The United States Justice Department has now capitulated to the demands of activists in striking down a state law by interpreting the protections of people on the basis of “sex” in a 1960s civil rights act to apply to gender identity. This move threatens to remove millions of dollars in federal education funding.
In a letter to North Carolina Governor Pat McCrory on Wednesday, the Justice Department declared that House Bill 2 violates the Civil Rights Act of 1964 by institutionalizing discrimination on the basis of sex in public schools. The letter gives North Carolina officials until Monday to say they will not enforce the law, otherwise the state could lose federal funding for education (North Carolina received $861 million in federal funding during the current school year, and is slated to receive $4.5 billion next year).
Vanita Gupta, principal deputy assistant attorney general, sent the letter to McCrory, laying out her case in no uncertain terms.

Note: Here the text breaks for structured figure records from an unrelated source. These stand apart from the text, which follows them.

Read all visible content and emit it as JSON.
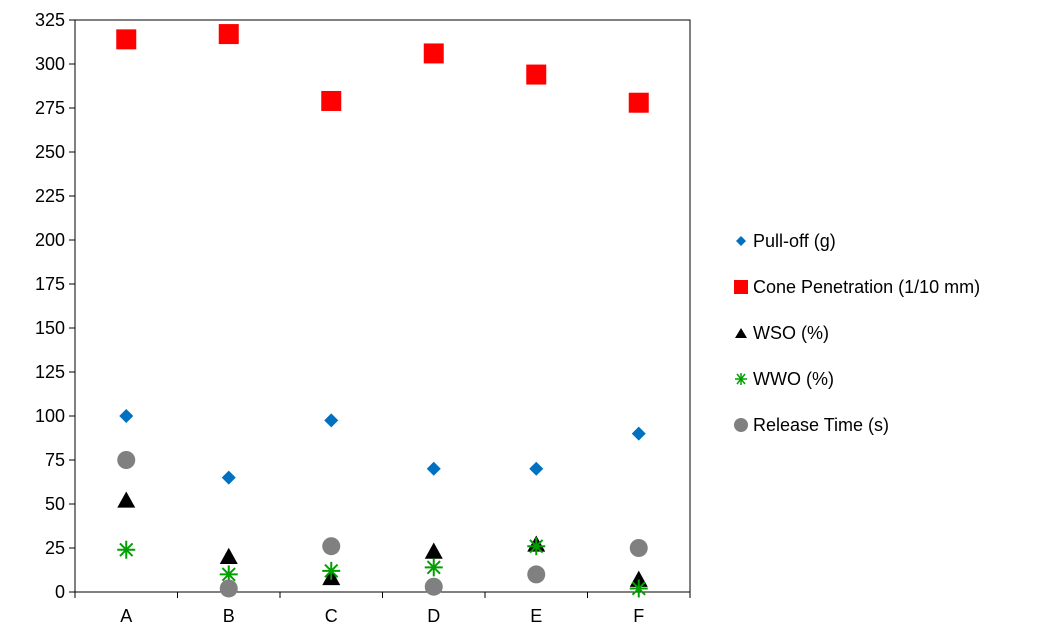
{
  "chart_data": {
    "type": "scatter",
    "title": "",
    "xlabel": "",
    "ylabel": "",
    "categories": [
      "A",
      "B",
      "C",
      "D",
      "E",
      "F"
    ],
    "ylim": [
      0,
      325
    ],
    "yticks": [
      0,
      25,
      50,
      75,
      100,
      125,
      150,
      175,
      200,
      225,
      250,
      275,
      300,
      325
    ],
    "grid": false,
    "legend_position": "right",
    "series": [
      {
        "name": "Pull-off (g)",
        "marker": "diamond",
        "color": "#0070C0",
        "values": [
          100,
          65,
          97.5,
          70,
          70,
          90
        ]
      },
      {
        "name": "Cone Penetration (1/10 mm)",
        "marker": "square",
        "color": "#FF0000",
        "values": [
          314,
          317,
          279,
          306,
          294,
          278
        ]
      },
      {
        "name": "WSO (%)",
        "marker": "triangle",
        "color": "#000000",
        "values": [
          52,
          20,
          8,
          23,
          27,
          7
        ]
      },
      {
        "name": "WWO (%)",
        "marker": "star",
        "color": "#00A000",
        "values": [
          24,
          10,
          12,
          14,
          26,
          2
        ]
      },
      {
        "name": "Release Time (s)",
        "marker": "circle",
        "color": "#808080",
        "values": [
          75,
          2,
          26,
          3,
          10,
          25
        ]
      }
    ]
  }
}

Specifically, the State is engaging in a pattern or practice of discrimination against transgender state employees and both you, in your official capacity, and the State are engaging in a pattern or practice of resistance to the full enjoyment of Title VII rights by transgender employees of public agencies.
Access to sex-segregated restrooms and other workplace facilities consistent with gender identity is a term, condition, or privilege of employment. Denying such access to transgender individuals, whose gender identity is different from their gender assigned at birth, while affording it to similarly situated non-transgender employees, violates Title VII.
There you have it — the federal protection against discrimination “on the basis of sex” extends to gender identity. Biological sex, clearly what the act meant to those drafting it, must be passed over in favor of gender identity.
By ruling in this way, Gupta and the Department of Justice have made this a federal issue. They have also capitulated to the demands of transgender activists.
Last Thursday, five LGBT groups sent a letter to U.S. Attorney General Loretta Lynch, arguing that the administration should threaten to remove education funding from North Carolina following H.B.2. Five groups — the American Civil Liberties Union, LGBTQ Legal Advocates & Defenders, Lambda Legal, National Center for Lesbian Rights, and Transgender Law Center — signed the letter.
“In the face of such a categorical violation of federal sex discrimination laws, the normal remedial process of filing complaints with federal civil rights agencies … is wholly insufficient,” the activists argued. They claimed the Obama administration should take definitive action — and it waited less than a week before following their orders. The Obama administration gave North Carolina even less time to shape up.
Ironically, the North Carolina bathroom bill is neither absurd nor radical (the liberal city of Houston, Texas, passed a similar bill just last year), and emphatically does not discriminate on the basis of sex. The law states that school restrooms and locker rooms which are not single-occupancy must be single-sex, and that students can only use the facility that matches their biological sex as stated on their birth certificate. H.B.2 also declares that “limiting bathrooms according to biological sex is not considered discrimination.”
The big issue is a confusion between basic terms, like “sex” and “gender.”
Next Page: Why the Justice Department and the LGBT groups are flat-out wrong, based on the meaning of words.
Let’s clarify a few terms here, so the Justice Department can understand. “Sex” or “biological sex” refers to a human being’s chromosomal makeup. People we call “males” have one “x” chromosome and one “y” chromosome. People we call “females” have two “x” chromosomes. “Gender,” by contrast, deals more specifically with identity, and extends to the categories of “transgender” — i.e. identifying with the gender opposite your biological sex — and “cisgender” — identifying with the gender that fits your biological sex.
Discrimination on the basis of sex means having a double standard between the biological sexes. It means, for example, not accepting men but accepting women, or forcing women to perform tasks that would not be required of men. This is unfair, and it was outlawed in the Civil Rights Act of 1964.
What these LGBT groups are complaining about is alleged discrimination on the basis of gender, or more accurately on the basis of transgenderism. They complain that male students and employees who identify as feminine should be accepted by the society as women. This is an interesting argument, but the Civil Rights Act of 1964 has nothing to do with it.
H.B.2 was written to protect the privacy of the vast majority of biological men and women who prefer to use restrooms dedicated only to their biological sex. Some parents are concerned about the safety of their children (mostly girls using restrooms that could be shared by men). The law only applies to restrooms with multiple stalls, so there’s a very easy work-around for transgender people (who are a very small segment of the population): make single-serve restrooms that are gender neutral.
Meanwhile, Target responded to the law by publicly opening its restrooms to those who identify as transgender. Since the statement last month, the retailer’s stock has dropped and more than 1 million people have signed a pledge that they will not shop there.
Nevertheless, the Justice Department has merely declared from on high that this state law is illegal. Furthermore, the department went outside normal channels to do so, and used a very tenuous 1960s law that clearly was not written with transgender people in mind. Whoops! Missed that one.
It is absurd to think that we are beating each other up about bathroom laws when a clear solution is available (single-stall gender neutral restrooms, anyone?), and when a presidential candidate might have violated federal privacy law. Maybe the Justice Department should look into the Clinton email scandal rather than the bathroom laws of one particular state.